I would prefer LazySmallcheck's result, which would be the following:

    (_, _, "", _)
Where `_` indicates that part of the input wasn't evaluated.
yorwba•9mo ago
A minimal reproducing example cannot guarantee that you'll correctly diagnose a bug just by looking at the example (because multiple potential bugs could cause the same example to fail) but it can guarantee that when you step through the code to understand what's happening, you won't have to deal with huge amounts of irrelevant data.

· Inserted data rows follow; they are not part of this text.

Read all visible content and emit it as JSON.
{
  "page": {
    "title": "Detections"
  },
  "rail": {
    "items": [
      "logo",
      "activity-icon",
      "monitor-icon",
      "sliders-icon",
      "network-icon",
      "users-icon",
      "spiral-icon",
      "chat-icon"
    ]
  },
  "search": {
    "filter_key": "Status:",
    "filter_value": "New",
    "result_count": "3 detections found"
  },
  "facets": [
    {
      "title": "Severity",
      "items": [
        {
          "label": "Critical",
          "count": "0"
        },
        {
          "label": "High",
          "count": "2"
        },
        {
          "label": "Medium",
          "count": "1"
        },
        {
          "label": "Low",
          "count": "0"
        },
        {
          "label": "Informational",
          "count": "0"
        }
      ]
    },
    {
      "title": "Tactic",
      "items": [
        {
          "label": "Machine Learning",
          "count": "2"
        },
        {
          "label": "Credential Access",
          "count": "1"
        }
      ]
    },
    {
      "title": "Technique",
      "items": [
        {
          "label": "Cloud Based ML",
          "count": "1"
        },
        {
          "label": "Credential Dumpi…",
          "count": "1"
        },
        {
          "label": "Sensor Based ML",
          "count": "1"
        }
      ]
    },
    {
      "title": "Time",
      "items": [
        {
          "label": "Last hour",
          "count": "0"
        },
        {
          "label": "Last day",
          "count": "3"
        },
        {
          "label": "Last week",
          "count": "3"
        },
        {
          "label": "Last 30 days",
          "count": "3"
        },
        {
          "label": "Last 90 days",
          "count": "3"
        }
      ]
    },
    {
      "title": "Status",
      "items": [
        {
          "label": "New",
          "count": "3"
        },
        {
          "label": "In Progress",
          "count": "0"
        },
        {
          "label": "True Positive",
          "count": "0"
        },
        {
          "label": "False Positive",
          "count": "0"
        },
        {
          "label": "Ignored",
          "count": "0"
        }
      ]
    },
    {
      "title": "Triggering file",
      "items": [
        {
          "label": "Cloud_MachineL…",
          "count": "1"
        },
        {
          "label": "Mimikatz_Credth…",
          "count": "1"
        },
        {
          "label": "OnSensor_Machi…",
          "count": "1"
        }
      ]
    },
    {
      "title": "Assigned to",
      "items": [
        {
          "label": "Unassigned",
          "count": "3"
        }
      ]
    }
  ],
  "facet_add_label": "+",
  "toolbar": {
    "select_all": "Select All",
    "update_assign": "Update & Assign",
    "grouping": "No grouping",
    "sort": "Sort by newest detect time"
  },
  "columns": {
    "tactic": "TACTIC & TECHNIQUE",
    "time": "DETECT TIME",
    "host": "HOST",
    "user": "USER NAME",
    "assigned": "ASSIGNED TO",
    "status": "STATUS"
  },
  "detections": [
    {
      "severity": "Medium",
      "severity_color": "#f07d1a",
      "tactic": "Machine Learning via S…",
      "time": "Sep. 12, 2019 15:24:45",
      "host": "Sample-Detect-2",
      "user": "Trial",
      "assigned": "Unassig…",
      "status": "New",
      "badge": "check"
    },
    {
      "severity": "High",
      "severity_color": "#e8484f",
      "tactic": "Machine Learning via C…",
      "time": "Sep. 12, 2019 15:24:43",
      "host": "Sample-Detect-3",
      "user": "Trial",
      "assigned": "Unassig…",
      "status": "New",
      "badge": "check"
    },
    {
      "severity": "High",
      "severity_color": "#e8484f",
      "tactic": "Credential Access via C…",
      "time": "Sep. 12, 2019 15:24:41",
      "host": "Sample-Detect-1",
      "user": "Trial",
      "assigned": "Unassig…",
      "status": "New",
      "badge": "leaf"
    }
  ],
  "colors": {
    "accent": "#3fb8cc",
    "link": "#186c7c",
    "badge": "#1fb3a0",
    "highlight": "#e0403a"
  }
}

Maybe an alternative shrinking procedure could directly minimize the number of instructions that need to be executed to hit a failure...

edsko•9mo ago
(Author of falsify here.) You are absolutely correct that the empty string isn't always the best counter-example. The goal of shrinking is to shrink to the _simplest_ possible value (this is true for all approaches to shrinking). What constitutes "simple" is very much domain specific. It would certainly be possible to write a generator that would shrink to, say, "foo", as the canonical "simplest" example of a simple string. Indeed, since we are working in a lazy language, you could (with a bit of effort) shrink to `undefined` if the other arguments are not used at all.
mjw1007•9mo ago
I agree it can be domain-specific, but I think it's more common than not that empty containers, and the number zero, are corner cases rather than typical values.

So I think it would be a decent quality-of-life improvement to make generators of the sort you suggest easily available, and have the tutorial docs use them from the start.

shae•9mo ago
I care about the edge between "this value fails, one value over succeeds". I wish shrinking were fast enough to tell me if there are multiple edges between those values.